La prise en charge des victimes de traumatisme par Muriel Salmona

La prise en charge va à la fois aider les victimes à sortir de leur isolement, à mieux se comprendre, à retrouver une dignité.
Cette amélioration se fait en identifiant les violences, les liens entre les violences et leurs symptômes, en comprenant les mécanismes neurobiologiques et psychologiques des psychotraumatismes. Grâce à l’accompagnement qui offre de nouvelles grilles de lecture, “revisiter” les violences permet de réunir et de replacer toutes les pièces isolées qui vont permettre de reconstruire l’événement traumatique, retrouver une chronologie et avoir une élaboration de représentations, d’interprétation et d’intégration qui vont âtre efficaces pour moduler et atteindre les réponses émotionnelles.
La mémoire traumatique “désamorcée” pourra être réintégrée dans une mémoire explicite narrative et autobiographique libérant l’espace psychique. L’arrêt des conduites dissociantes permettra la récupération neurologique et la récupération d’un sentiment de cohérence et d’unité, de “retrouvaille avec soi-même”.

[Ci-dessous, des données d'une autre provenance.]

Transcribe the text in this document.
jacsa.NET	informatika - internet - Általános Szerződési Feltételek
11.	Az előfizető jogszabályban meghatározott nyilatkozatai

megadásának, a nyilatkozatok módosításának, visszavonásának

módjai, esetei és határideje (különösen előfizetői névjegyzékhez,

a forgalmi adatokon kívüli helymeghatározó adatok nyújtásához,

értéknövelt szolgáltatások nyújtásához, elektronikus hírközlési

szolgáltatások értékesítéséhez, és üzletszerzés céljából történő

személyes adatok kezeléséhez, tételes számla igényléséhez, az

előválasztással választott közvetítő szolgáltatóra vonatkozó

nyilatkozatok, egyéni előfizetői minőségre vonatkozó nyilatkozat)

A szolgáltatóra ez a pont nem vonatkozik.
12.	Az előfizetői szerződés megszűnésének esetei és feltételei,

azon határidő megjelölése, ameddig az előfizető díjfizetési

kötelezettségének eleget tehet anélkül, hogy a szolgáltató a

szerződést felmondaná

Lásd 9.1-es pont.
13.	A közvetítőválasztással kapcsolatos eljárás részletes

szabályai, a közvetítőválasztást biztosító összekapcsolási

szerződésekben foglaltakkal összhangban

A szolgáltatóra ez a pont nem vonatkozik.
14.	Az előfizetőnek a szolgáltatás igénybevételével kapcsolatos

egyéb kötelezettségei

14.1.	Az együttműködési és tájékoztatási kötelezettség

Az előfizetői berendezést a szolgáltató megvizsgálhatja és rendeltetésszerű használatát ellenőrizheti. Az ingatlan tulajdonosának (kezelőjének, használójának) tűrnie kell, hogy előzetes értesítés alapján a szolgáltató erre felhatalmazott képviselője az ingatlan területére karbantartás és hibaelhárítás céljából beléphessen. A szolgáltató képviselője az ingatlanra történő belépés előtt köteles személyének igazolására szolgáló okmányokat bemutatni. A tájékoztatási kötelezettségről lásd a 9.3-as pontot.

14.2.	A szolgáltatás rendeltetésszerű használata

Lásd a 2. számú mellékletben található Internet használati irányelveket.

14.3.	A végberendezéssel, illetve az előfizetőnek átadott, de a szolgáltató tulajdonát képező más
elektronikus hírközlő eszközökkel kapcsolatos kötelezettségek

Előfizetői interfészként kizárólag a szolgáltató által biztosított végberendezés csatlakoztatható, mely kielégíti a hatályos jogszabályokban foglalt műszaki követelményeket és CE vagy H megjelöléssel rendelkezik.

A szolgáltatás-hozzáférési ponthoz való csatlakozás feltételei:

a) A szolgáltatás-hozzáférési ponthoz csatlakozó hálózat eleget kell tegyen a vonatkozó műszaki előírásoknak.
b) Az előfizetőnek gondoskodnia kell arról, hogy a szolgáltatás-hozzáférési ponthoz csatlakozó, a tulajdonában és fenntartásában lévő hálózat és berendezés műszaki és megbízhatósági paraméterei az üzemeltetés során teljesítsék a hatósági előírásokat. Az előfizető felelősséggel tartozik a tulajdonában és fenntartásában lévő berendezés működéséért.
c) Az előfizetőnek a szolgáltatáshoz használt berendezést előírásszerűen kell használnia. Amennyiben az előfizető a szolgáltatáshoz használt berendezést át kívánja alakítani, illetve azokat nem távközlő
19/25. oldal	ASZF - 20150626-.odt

http://psycho27.picamoles.free.fr/pdf/6RP.pdf

Dominique – Il est minuit, faites vos jeux, rien ne va plus

J’ai une horloge dans le ventre, une bombe à retardement qui se met en marche quand la nuit est tombée.
Je la crois désactivée, c’est bon, il ne reviendra plus, lui qui attendait dans la cuisine que tout le monde soit endormi, lui qui essayait de désactiver son propre mal être en buvant ; mais plus il buvait, plus je savais que cela aurait l’effet contraire et que la seule solution c’était… moi. Moi, son exutoire, sa sortie de secours. Il est minuit et je me laisse « dépieuter ». Demain, je ramasserai les morceaux de mon cerveau épars au pied de mon lit. L’homme à la cervelle d’or, un conte que j’avais lu enfant et qui résonnait tellement bien.
Mon père est mort. Parfois l’enfant en moi pousse un soupir de soulagement. Il est mort, bien mort, il ne peut plus faire de mal. La liste de ses victimes est enfin close.
Pourtant, à minuit, il revient encore parfois me hanter, son haleine, ses yeux de fou, ses mains puissantes qui vont me baillonner.
Mais non, je ne le laisserai plus faire. Au plus profond de la terreur, quand rien ne peut plus me ramener au moment présent tellement la réactivation est puissante, alors là, je lâche mon protecteur, une panthère noire. De l’ultime enfer elle bondit et vient nous garder, mon mari et moi. Mon mari, de ses quatre ans d’enfant kidnappé, me dit : « j’ai peur ». Et moi de répondre, « mais non, la panthère noire est là, personne ne peut entrer dans la chambre », n’aie plus peur ».
Un jour prochain, sûrement que la panthère n’aura même plus besoin d’apparaitre, tous nos abuseurs se seront volatilisés. C’est juste une question de temps.